Film basiert auf realen Ereignissen oder Personen — nicht erfunden. Ändert nichts an der Inszenierung, aber prägt Erwartungshaltung und Marketing.
Die Arbeit mit wahren Begebenheiten verlangt dem Regisseur eine andere mentale Haltung ab als die reine Fiktion. Du sitzt nicht mehr im luftleeren Raum — es gibt Zeitzeugen, Dokumentation, oft genug auch Kritiker, die jeden Schnitt hinterfragen werden. Das ändert deine Verantwortung als Erzähler fundamental. Du kannst erfinden, verdichten, umordnen — das ist deine Aufgabe als Filmemacher — aber du bewegst dich in einem Raum, in dem Glaubwürdigkeit und innere Wahrheit nicht identisch sind mit faktischer Korrektheit.
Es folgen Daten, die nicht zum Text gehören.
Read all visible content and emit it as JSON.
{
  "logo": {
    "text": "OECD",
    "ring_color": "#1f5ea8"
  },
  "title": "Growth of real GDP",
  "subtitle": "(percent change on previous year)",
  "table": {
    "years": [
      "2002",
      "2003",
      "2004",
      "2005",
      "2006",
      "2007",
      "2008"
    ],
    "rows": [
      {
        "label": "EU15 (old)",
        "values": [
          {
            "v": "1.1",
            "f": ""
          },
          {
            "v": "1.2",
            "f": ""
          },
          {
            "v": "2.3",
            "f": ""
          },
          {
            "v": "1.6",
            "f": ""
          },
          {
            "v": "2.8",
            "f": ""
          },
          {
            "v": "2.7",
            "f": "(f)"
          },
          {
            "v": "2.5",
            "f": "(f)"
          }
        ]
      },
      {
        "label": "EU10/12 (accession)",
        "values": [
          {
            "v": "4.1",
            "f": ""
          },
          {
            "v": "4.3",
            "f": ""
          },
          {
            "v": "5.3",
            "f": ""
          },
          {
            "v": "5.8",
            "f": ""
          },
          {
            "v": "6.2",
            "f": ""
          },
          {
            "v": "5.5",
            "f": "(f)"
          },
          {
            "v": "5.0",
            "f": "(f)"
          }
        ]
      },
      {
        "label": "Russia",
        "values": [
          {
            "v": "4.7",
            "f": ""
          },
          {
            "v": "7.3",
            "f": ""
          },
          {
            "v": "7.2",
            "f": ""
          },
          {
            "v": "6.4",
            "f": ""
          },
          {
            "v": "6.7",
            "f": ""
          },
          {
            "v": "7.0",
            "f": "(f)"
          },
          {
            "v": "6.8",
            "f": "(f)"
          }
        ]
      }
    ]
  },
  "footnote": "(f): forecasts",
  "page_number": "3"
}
Am Set merkst du das sofort: Die Recherche kostet Zeit. Du brauchst Orte, die stimmen, oder du musst bewusst entscheiden, sie zu verfälschen. Kostüm und Production Design arbeiten nicht nach Geschmack, sondern nach Archivmaterial. Schauspieler studieren reale Personen — nicht um sie zu imitieren, sondern um ihre innere Logik zu erfassen. Das ist subtiler als es klingt. Bei einem Biopic sitzt du mit deinem DoP und fragst dich: Wie sah das Licht aus, als dieser Mensch diesen Raum betrat? Das ist keine nostalgische Spielerei — es ist handwerkliche Authentizität.
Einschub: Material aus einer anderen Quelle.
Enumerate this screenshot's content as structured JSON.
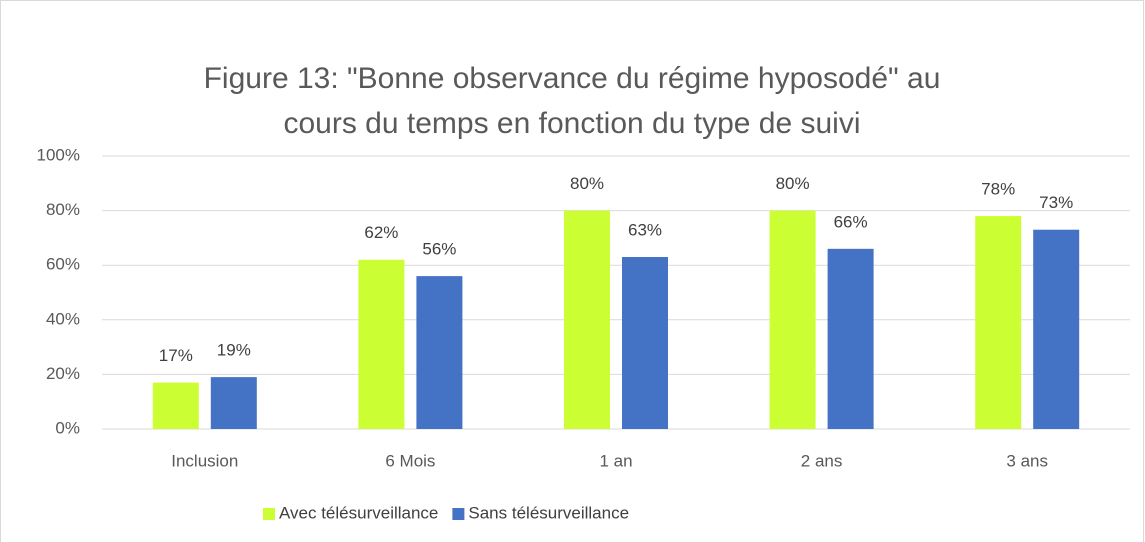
{
  "chart_data": {
    "type": "bar",
    "title": [
      "Figure 13: \"Bonne observance du régime hyposodé\" au",
      "cours du temps en fonction du type de suivi"
    ],
    "categories": [
      "Inclusion",
      "6 Mois",
      "1 an",
      "2 ans",
      "3 ans"
    ],
    "series": [
      {
        "name": "Avec télésurveillance",
        "color": "#ccff33",
        "values": [
          17,
          62,
          80,
          80,
          78
        ],
        "value_labels": [
          "17%",
          "62%",
          "80%",
          "80%",
          "78%"
        ]
      },
      {
        "name": "Sans télésurveillance",
        "color": "#4472c4",
        "values": [
          19,
          56,
          63,
          66,
          73
        ],
        "value_labels": [
          "19%",
          "56%",
          "63%",
          "66%",
          "73%"
        ]
      }
    ],
    "ylim": [
      0,
      100
    ],
    "yticks": [
      {
        "value": 0,
        "label": "0%"
      },
      {
        "value": 20,
        "label": "20%"
      },
      {
        "value": 40,
        "label": "40%"
      },
      {
        "value": 60,
        "label": "60%"
      },
      {
        "value": 80,
        "label": "80%"
      },
      {
        "value": 100,
        "label": "100%"
      }
    ],
    "grid": true,
    "legend": "bottom"
  }
}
Im Schnitt wird die Spannung anders gebaut. Du kannst nicht einfach die Chronologie ignorieren, wenn die Zuschauer wissen, wie es ausging. Viele Regisseure arbeiten dann mit Vorausdeutung, innerer Verdichtung oder multiplen Zeitebenen — denk an Filme wie Spotlight oder The Wolf of Wall Street. Sie bauen Spannung nicht durch plot twist, sondern durch die Art, wie sie Fakten anordnen und welche Details sie in den Vordergrund rücken.
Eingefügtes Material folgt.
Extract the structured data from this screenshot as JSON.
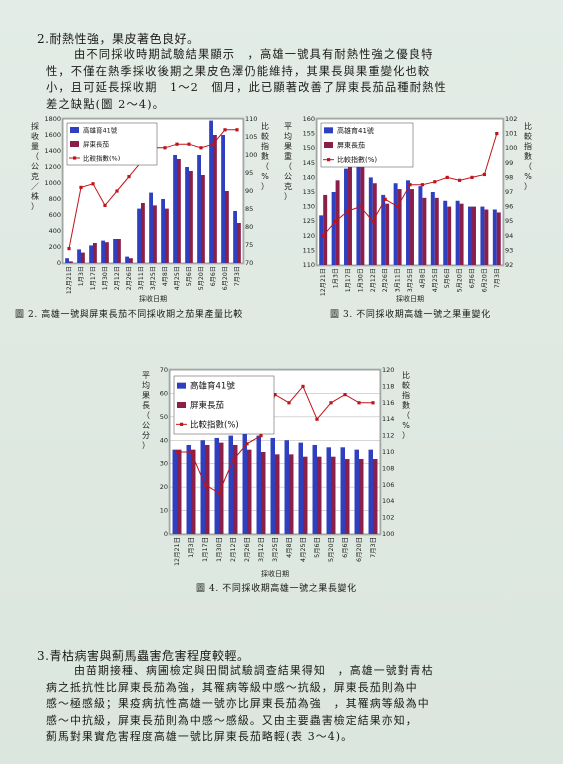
{
  "section1": {
    "heading": "2.耐熱性強，果皮著色良好。",
    "lines": [
      "由不同採收時期試驗結果顯示　，高雄一號具有耐熱性強之優良特",
      "性，不僅在熱季採收後期之果皮色澤仍能維持，其果長與果重變化也較",
      "小，且可延長採收期　1～2　個月，此已顯著改善了屏東長茄品種耐熱性",
      "差之缺點(圖 2～4)。"
    ]
  },
  "captions": {
    "fig2": "圖 2. 高雄一號與屏東長茄不同採收期之茄果產量比較",
    "fig3": "圖 3.  不同採收期高雄一號之果重變化",
    "fig4": "圖 4.  不同採收期高雄一號之果長變化"
  },
  "section2": {
    "heading": "3.青枯病害與薊馬蟲害危害程度較輕。",
    "lines": [
      "由苗期接種、病圃檢定與田間試驗調查結果得知　，高雄一號對青枯",
      "病之抵抗性比屏東長茄為強，其罹病等級中感～抗級，屏東長茄則為中",
      "感～極感級；果疫病抗性高雄一號亦比屏東長茄為強　，其罹病等級為中",
      "感～中抗級，屏東長茄則為中感～感級。又由主要蟲害檢定結果亦知，",
      "薊馬對果實危害程度高雄一號比屏東長茄略輕(表 3～4)。"
    ]
  },
  "colors": {
    "kaohsiung": "#2e3fbf",
    "pingtung": "#8a1f4a",
    "index": "#c0141a",
    "frame": "#c9d3cc"
  },
  "chart_data": [
    {
      "type": "bar",
      "id": "fig2",
      "categories": [
        "12月21日",
        "1月3日",
        "1月17日",
        "1月30日",
        "2月12日",
        "2月26日",
        "3月11日",
        "3月25日",
        "4月8日",
        "4月25日",
        "5月6日",
        "5月20日",
        "6月6日",
        "6月20日",
        "7月3日"
      ],
      "series": [
        {
          "name": "高雄育41號",
          "values": [
            60,
            170,
            220,
            280,
            300,
            80,
            680,
            880,
            800,
            1350,
            1200,
            1350,
            1780,
            1600,
            650
          ]
        },
        {
          "name": "屏東長茄",
          "values": [
            20,
            130,
            250,
            260,
            300,
            60,
            750,
            720,
            680,
            1300,
            1150,
            1100,
            1600,
            900,
            500
          ]
        },
        {
          "name": "比較指數(%)",
          "values": [
            74,
            91,
            92,
            86,
            90,
            94,
            98,
            102,
            102,
            103,
            103,
            102,
            103,
            107,
            107
          ]
        }
      ],
      "ylabel": "採收量（公克／株）",
      "y2label": "比較指數（%）",
      "xlabel": "採收日期",
      "ylim": [
        0,
        1800
      ],
      "y2lim": [
        70,
        110
      ],
      "yticks": [
        "0",
        "200",
        "400",
        "600",
        "800",
        "1000",
        "1200",
        "1400",
        "1600",
        "1800"
      ],
      "y2ticks": [
        "70",
        "75",
        "80",
        "85",
        "90",
        "95",
        "100",
        "105",
        "110"
      ]
    },
    {
      "type": "bar",
      "id": "fig3",
      "categories": [
        "12月21日",
        "1月3日",
        "1月17日",
        "1月30日",
        "2月12日",
        "2月26日",
        "3月11日",
        "3月25日",
        "4月8日",
        "4月25日",
        "5月6日",
        "5月20日",
        "6月6日",
        "6月20日",
        "7月3日"
      ],
      "series": [
        {
          "name": "高雄育41號",
          "values": [
            127,
            135,
            143,
            144,
            140,
            134,
            138,
            139,
            137,
            135,
            132,
            132,
            130,
            130,
            129
          ]
        },
        {
          "name": "屏東長茄",
          "values": [
            134,
            139,
            144,
            145,
            138,
            131,
            136,
            136,
            133,
            133,
            130,
            131,
            130,
            129,
            128
          ]
        },
        {
          "name": "比較指數(%)",
          "values": [
            94,
            95,
            95.7,
            96,
            95,
            96.5,
            96,
            97.5,
            97.5,
            97.7,
            98,
            97.8,
            98,
            98.2,
            101
          ]
        }
      ],
      "ylabel": "平均果重（公克）",
      "y2label": "比較指數（%）",
      "xlabel": "採收日期",
      "ylim": [
        110,
        160
      ],
      "y2lim": [
        92,
        102
      ],
      "yticks": [
        "110",
        "115",
        "120",
        "125",
        "130",
        "135",
        "140",
        "145",
        "150",
        "155",
        "160"
      ],
      "y2ticks": [
        "92",
        "93",
        "94",
        "95",
        "96",
        "97",
        "98",
        "99",
        "100",
        "101",
        "102"
      ]
    },
    {
      "type": "bar",
      "id": "fig4",
      "categories": [
        "12月21日",
        "1月3日",
        "1月17日",
        "1月30日",
        "2月12日",
        "2月26日",
        "3月12日",
        "3月25日",
        "4月8日",
        "4月25日",
        "5月6日",
        "5月20日",
        "6月6日",
        "6月20日",
        "7月3日"
      ],
      "series": [
        {
          "name": "高雄育41號",
          "values": [
            36,
            38,
            40,
            41,
            42,
            43,
            42,
            41,
            40,
            39,
            38,
            37,
            37,
            36,
            36
          ]
        },
        {
          "name": "屏東長茄",
          "values": [
            36,
            36,
            38,
            39,
            38,
            36,
            35,
            34,
            34,
            33,
            33,
            33,
            32,
            32,
            32
          ]
        },
        {
          "name": "比較指數(%)",
          "values": [
            110,
            110,
            106,
            105,
            109,
            111,
            112,
            117,
            116,
            118,
            114,
            116,
            117,
            116,
            116
          ]
        }
      ],
      "ylabel": "平均果長（公分）",
      "y2label": "比較指數（%）",
      "xlabel": "採收日期",
      "ylim": [
        0,
        70
      ],
      "y2lim": [
        100,
        120
      ],
      "yticks": [
        "0",
        "10",
        "20",
        "30",
        "40",
        "50",
        "60",
        "70"
      ],
      "y2ticks": [
        "100",
        "102",
        "104",
        "106",
        "108",
        "110",
        "112",
        "114",
        "116",
        "118",
        "120"
      ]
    }
  ]
}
Das Marketing wird dich ohnehin vereinnahmen: "Based on true events" ist ein Zugpferd. Aber als Regisseur musst du intern klar sein, dass diese Phrase dein künstlerisches Urteilsvermögen nicht ersetzen darf. Du bleibst Filmemacher, nicht Dokumentarist — selbst wenn die Story real ist. Die größten Fehler entstehen, wenn man versucht, Authentizität durch Faktenanhäufung zu erreichen statt durch emotionale und dramaturgische Verdichtung. Eine erfundene Szene, die die Wahrheit einer Person besser trifft als zehn dokumentierte Momente — das ist dein Handwerk.